Nossos jovens precisam saber o que de fato aconteceu. Por que tantos meninos e meninas daquela época entraram nesta luta? Quais eram os seus sonhos e a razão de tamanha coragem?
Lembro-me, como se fosse hoje, da paródia da música “Tristeza”, que cantávamos no Colégio em que eu estudava em Brasilia, no final dos anos 70, com muito receio, mas com segura nitidez e grande orgulho.
Pedíamos o fim da ditadura:
“Figuerêdo, por favor vai embora, é o povo que implora, esperando seu fim. O meu salário diminui a cada dia, já é demais o meu penar. Quero de volta a Democracia. Quero de novo votar”.
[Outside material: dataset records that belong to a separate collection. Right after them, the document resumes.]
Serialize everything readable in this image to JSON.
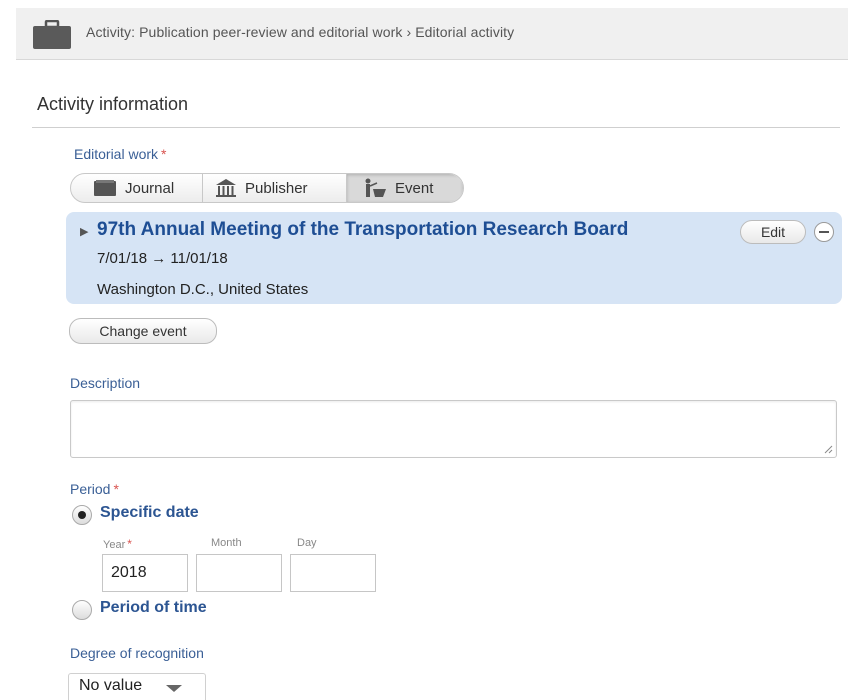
{
  "header": {
    "icon": "briefcase-icon",
    "breadcrumb_parent": "Activity: Publication peer-review and editorial work",
    "breadcrumb_separator": "›",
    "breadcrumb_current": "Editorial activity"
  },
  "section": {
    "title": "Activity information"
  },
  "editorial_work": {
    "label": "Editorial work",
    "required_mark": "*",
    "options": [
      {
        "label": "Journal",
        "icon": "journal-icon",
        "selected": false
      },
      {
        "label": "Publisher",
        "icon": "publisher-icon",
        "selected": false
      },
      {
        "label": "Event",
        "icon": "event-icon",
        "selected": true
      }
    ],
    "selected_event": {
      "title": "97th Annual Meeting of the Transportation Research Board",
      "dates": "7/01/18 → 11/01/18",
      "location": "Washington D.C., United States",
      "edit_label": "Edit"
    },
    "change_button": "Change event"
  },
  "description": {
    "label": "Description",
    "value": ""
  },
  "period": {
    "label": "Period",
    "required_mark": "*",
    "options": [
      {
        "label": "Specific date",
        "selected": true
      },
      {
        "label": "Period of time",
        "selected": false
      }
    ],
    "year_label": "Year",
    "year_required": "*",
    "month_label": "Month",
    "day_label": "Day",
    "year_value": "2018",
    "month_value": "",
    "day_value": ""
  },
  "recognition": {
    "label": "Degree of recognition",
    "selected": "No value"
  },
  "colors": {
    "label_blue": "#3a5f96",
    "title_blue": "#1e4e94",
    "required_red": "#d9534f",
    "card_bg": "#d6e4f5"
  }
}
Havia um desejo de mudança, um sonho de justiça e liberdade.
Vejo com bons olhos o grandioso esforço da Comissão da Verdade. Por outro lado, percebo que muitos querem minimizar esse período de exceção. Chegam a afirmar que a Ditadura não foi tão dura assim e até defendem o seu retorno como remédio à violência e corrupção. São os mesmos que apoiam mortes, criminalizam os movimentos sociais e demonizam a política.
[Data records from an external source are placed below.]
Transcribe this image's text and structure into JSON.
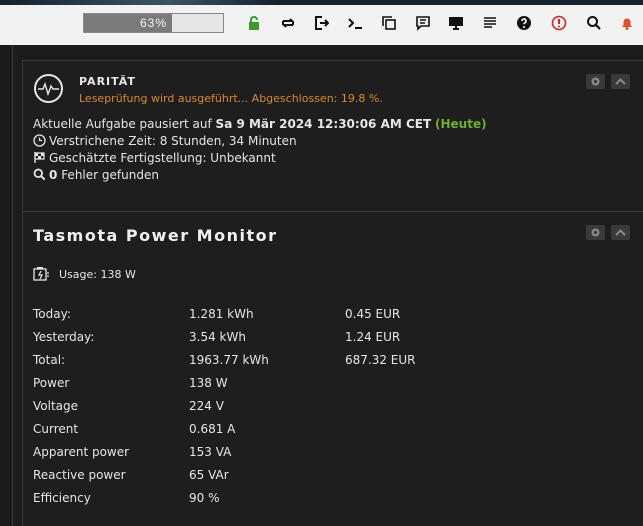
{
  "header": {
    "cpu_percent": 63,
    "cpu_label": "63%",
    "icons": [
      "lock-icon",
      "repeat-icon",
      "logout-icon",
      "terminal-icon",
      "copy-icon",
      "chat-icon",
      "monitor-icon",
      "log-icon",
      "help-icon",
      "alert-icon",
      "search-icon",
      "bell-icon"
    ],
    "colors": {
      "lock": "#3a9a2a",
      "alert": "#e02020",
      "bell": "#e05020"
    }
  },
  "parity": {
    "title": "PARITÄT",
    "status": "Leseprüfung wird ausgeführt... Abgeschlossen: 19.8 %.",
    "paused_prefix": "Aktuelle Aufgabe pausiert auf ",
    "paused_date": "Sa 9 Mär 2024 12:30:06 AM CET",
    "paused_today": "(Heute)",
    "elapsed": "Verstrichene Zeit: 8 Stunden, 34 Minuten",
    "eta": "Geschätzte Fertigstellung: Unbekannt",
    "errors_count": "0",
    "errors_label": "Fehler gefunden"
  },
  "tasmota": {
    "title": "Tasmota Power Monitor",
    "usage": "Usage: 138 W",
    "rows": [
      {
        "label": "Today:",
        "value": "1.281 kWh",
        "cost": "0.45 EUR"
      },
      {
        "label": "Yesterday:",
        "value": "3.54 kWh",
        "cost": "1.24 EUR"
      },
      {
        "label": "Total:",
        "value": "1963.77 kWh",
        "cost": "687.32 EUR"
      },
      {
        "label": "Power",
        "value": "138 W",
        "cost": ""
      },
      {
        "label": "Voltage",
        "value": "224 V",
        "cost": ""
      },
      {
        "label": "Current",
        "value": "0.681 A",
        "cost": ""
      },
      {
        "label": "Apparent power",
        "value": "153 VA",
        "cost": ""
      },
      {
        "label": "Reactive power",
        "value": "65 VAr",
        "cost": ""
      },
      {
        "label": "Efficiency",
        "value": "90 %",
        "cost": ""
      }
    ]
  }
}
Graças a Deus a Ditadura foi vencida.
Foi uma vitória da população brasileira, o sonho das Comunidades Eclesiais de Base que, desde os meados dos anos 70, com outras forças da sociedade, indo às ruas, denunciando torturas e mortes, articulando-se e mobilizando-se em favor da anistia, participaram de uma das mais espetaculares campanhas que este pais já assistiu, a Diretas já!
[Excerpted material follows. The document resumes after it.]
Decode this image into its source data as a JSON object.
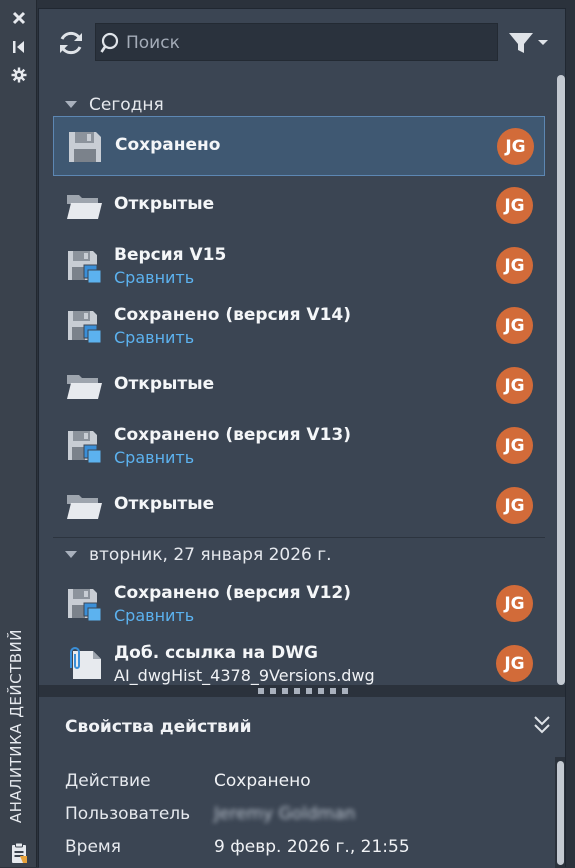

A luta pela consolidação da Democracia continua. Ditadura nunca mais. #DitaduraNuncaMais
Arcebispo de Feira lembra ditadura militar: “doloroso episódio da história”
Em um curto e direto tuíte publicado nesta manhã em sua página, o arcebispo de Feira de Santana, dom Zanoni Demettino, lembrou que hoje é a data da “triste lembrança dos 57 anos da Ditadura, um dos mais dolorosos episódios da história”.
Essa é a primeira vez que um chefe da Igreja Católica em Feira de Santana se pronuncia diretamente contrário à Ditadura Militar implantada como o golpe que aconteceu no dia 31 de março de 1964.
Em Feira de Santana o golpe destituiu o prefeito eleito em 1962, Chico Pinto e no seu lugar foi colocado como interventor um vereador, Joselito Amorim.
No documentário audio-visual “Chuvas de Março”, os cineastas Johny Guimarães e Volney Menezes mostram os desdobramentos do golpe de 1964 e as consequências do AI-5 em Feira de Santana, com depoimentos de várias pessoas que se opuseram ou apoiaram o movimento dos militares. Entre os opositores, há depoimentos do então prefeito Chico Pinto, deposto da prefeitura logo após o golpe, do professor Luciano Ribeiro, da ex-reitora da Uefs, Iara Cunha, do economista Hosannah Leite, e do sapateiro Torquato de Brito, militante do Partido Comunista Brasileiro, todos presos pelo regime militar. Entre os apoiadores, há depoimentos do advogado Hugo Navarro e do ex-prefeito Joselito Amorim, que sucedeu Chico Pinto no governo municipal.
Os depoimentos mais marcantes, entretanto, são do advogado Celso Pereira e do economista Sinval Galeão. Os dois contam como foram torturados pela Ditadura, em Feira de Santana.